Sé que no llegará el momento de preguntarle, porque con Gennaro, además, converso con interminable diversión sin fisuras, y ya no digamos con asombro y admiración por su escritura. Conversamos con alegría, como si quisiéramos mostrarle a tanto personaje bronco de hoy ese camino más “civilizado” y actualmente casi utópico que es el diálogo, la charla inquieta que buscaría lo que se llamó “el bienestar común”.

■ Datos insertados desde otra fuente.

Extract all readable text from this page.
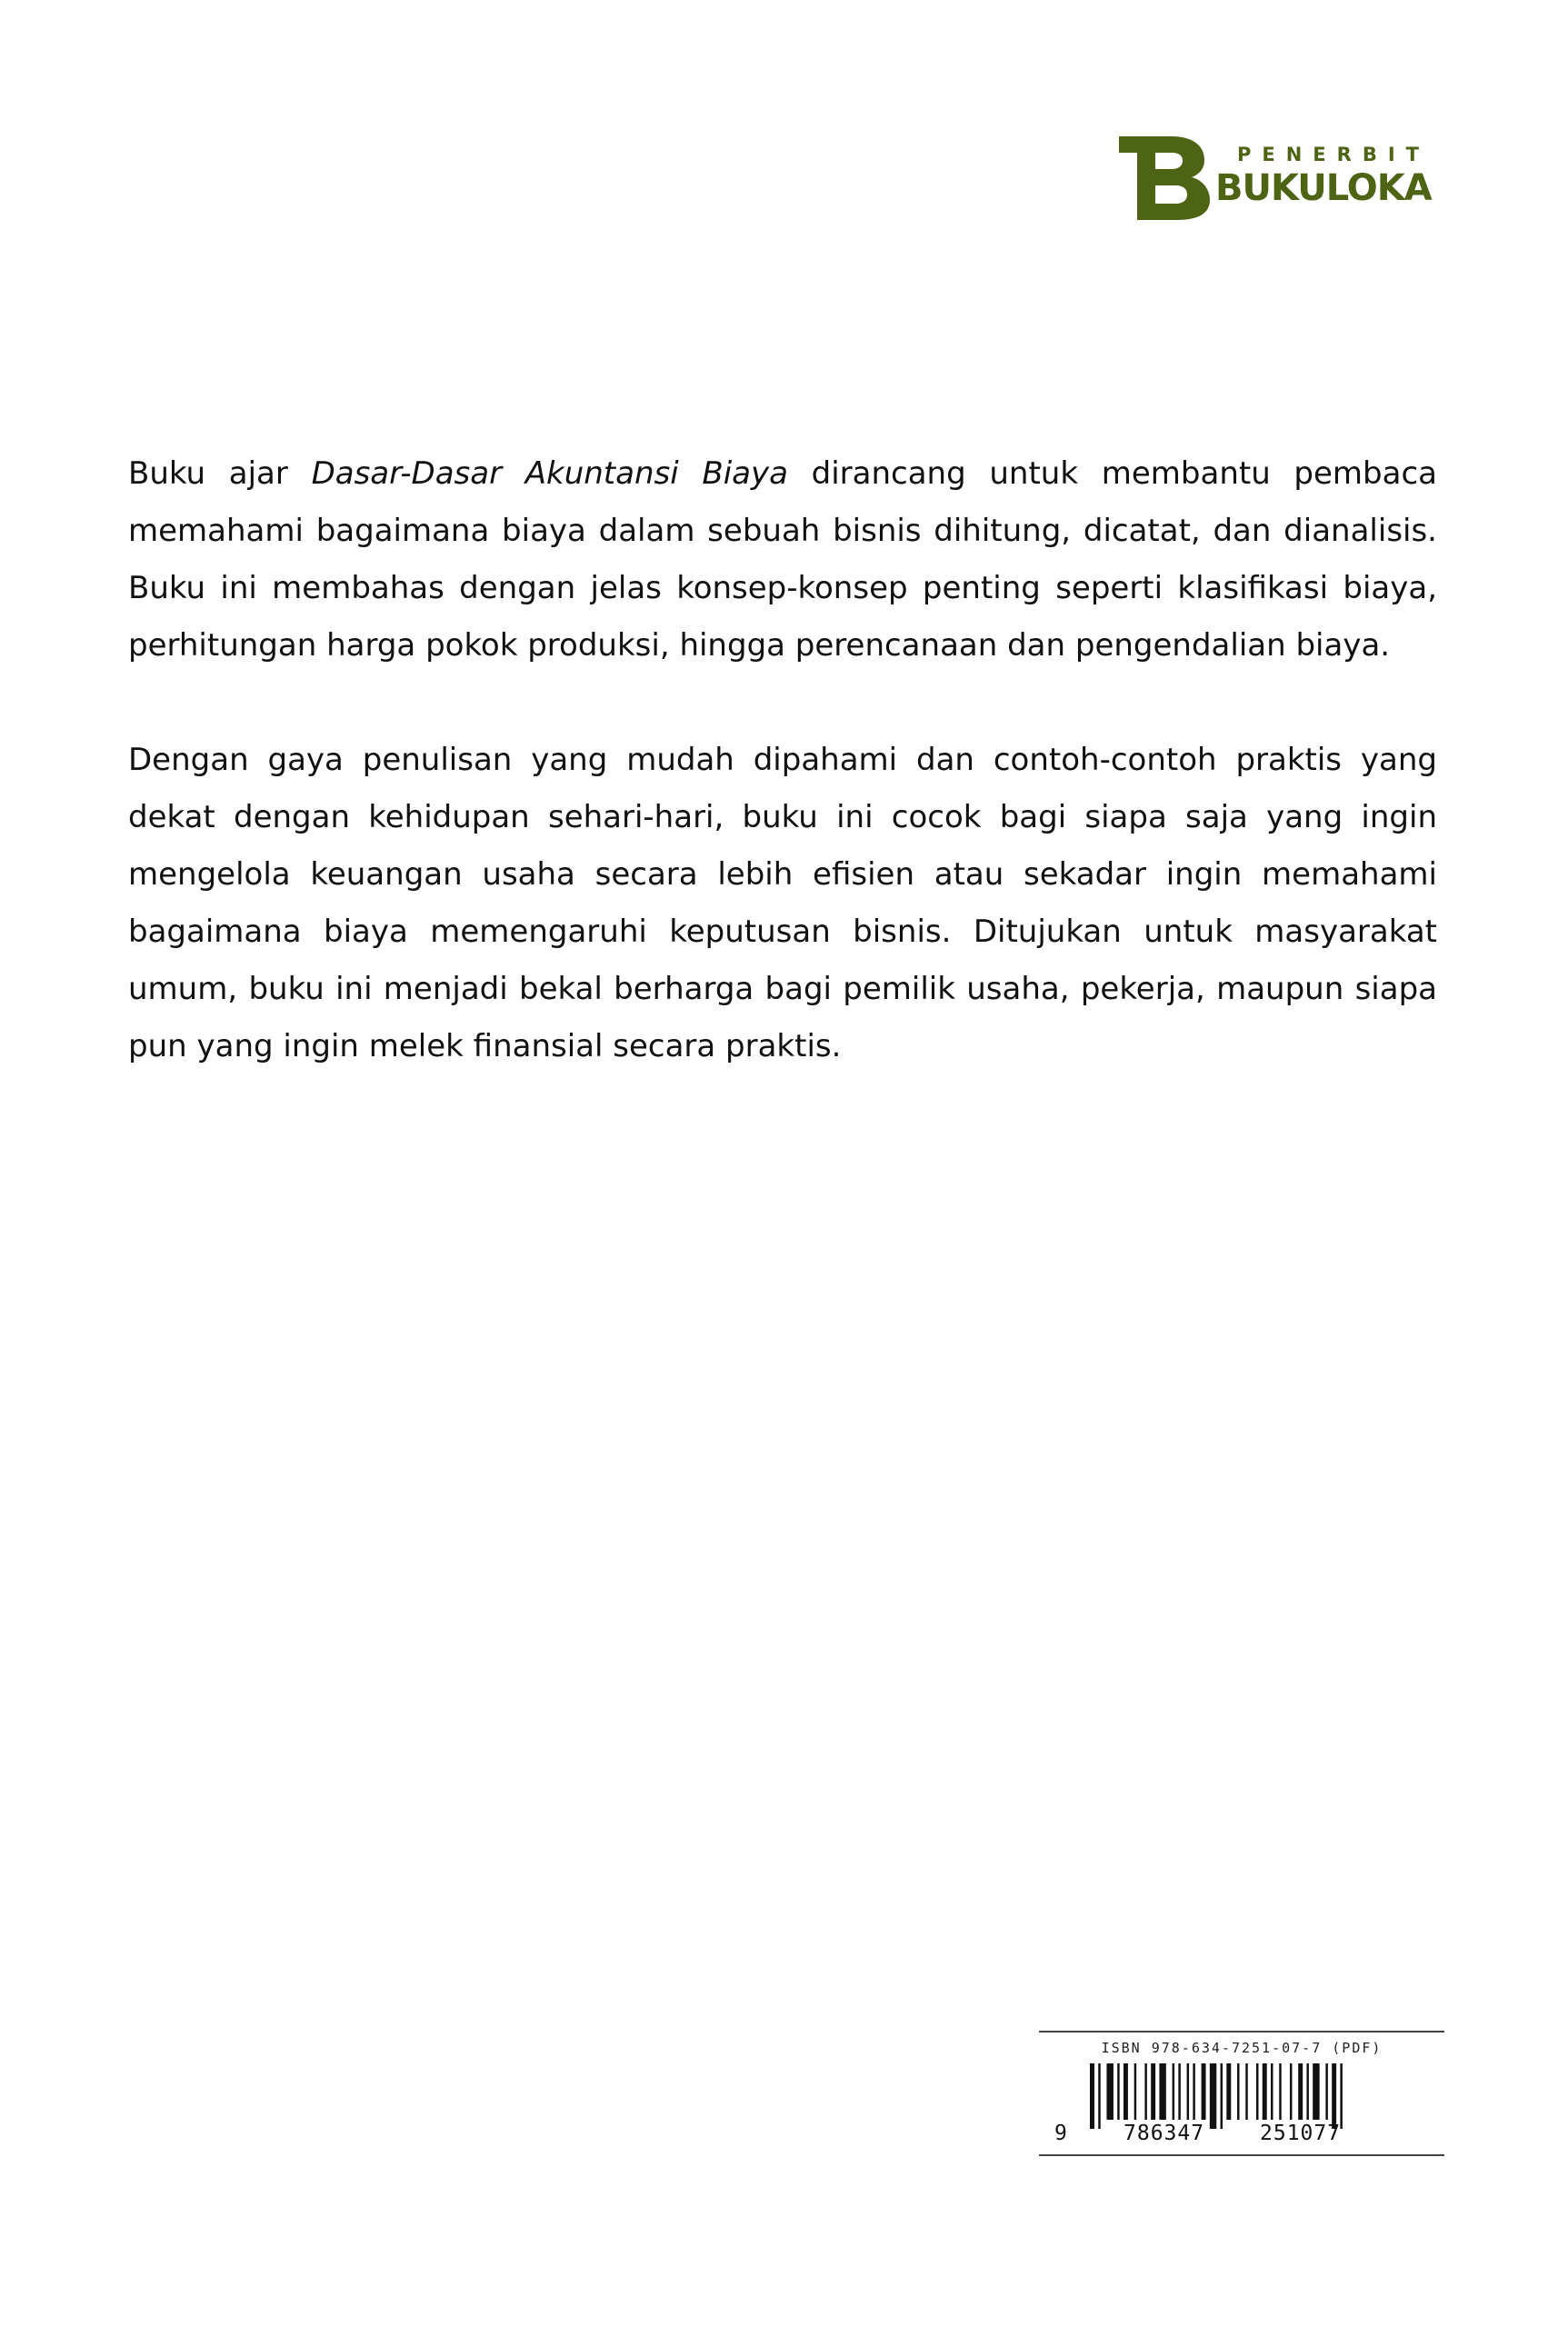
PENERBIT
BUKULOKA

Buku ajar Dasar-Dasar Akuntansi Biaya dirancang untuk membantu pembaca memahami bagaimana biaya dalam sebuah bisnis dihitung, dicatat, dan dianalisis. Buku ini membahas dengan jelas konsep-konsep penting seperti klasifikasi biaya, perhitungan harga pokok produksi, hingga perencanaan dan pengendalian biaya.

Dengan gaya penulisan yang mudah dipahami dan contoh-contoh praktis yang dekat dengan kehidupan sehari-hari, buku ini cocok bagi siapa saja yang ingin mengelola keuangan usaha secara lebih efisien atau sekadar ingin memahami bagaimana biaya memengaruhi keputusan bisnis. Ditujukan untuk masyarakat umum, buku ini menjadi bekal berharga bagi pemilik usaha, pekerja, maupun siapa pun yang ingin melek finansial secara praktis.

ISBN 978-634-7251-07-7 (PDF)
9	786347	251077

Pero sobran señales de que lo civilizado, en el sentido estricto de la palabra, está descalabrado, como un sueño occidental roto. Sobran señales, aunque todas parezcan mínimas, como la que percibí la semana pasada en la iglesia de Saint-Germain al espiar los movimientos de un zumbado grupo de turistas asiáticos que se detenía en todas partes de la abadía para escuchar del guía minuciosas explicaciones sobre cualquier nimio detalle del lugar, pero que, al desfilar por delante de la tumba de René Descartes, pasaron de largo.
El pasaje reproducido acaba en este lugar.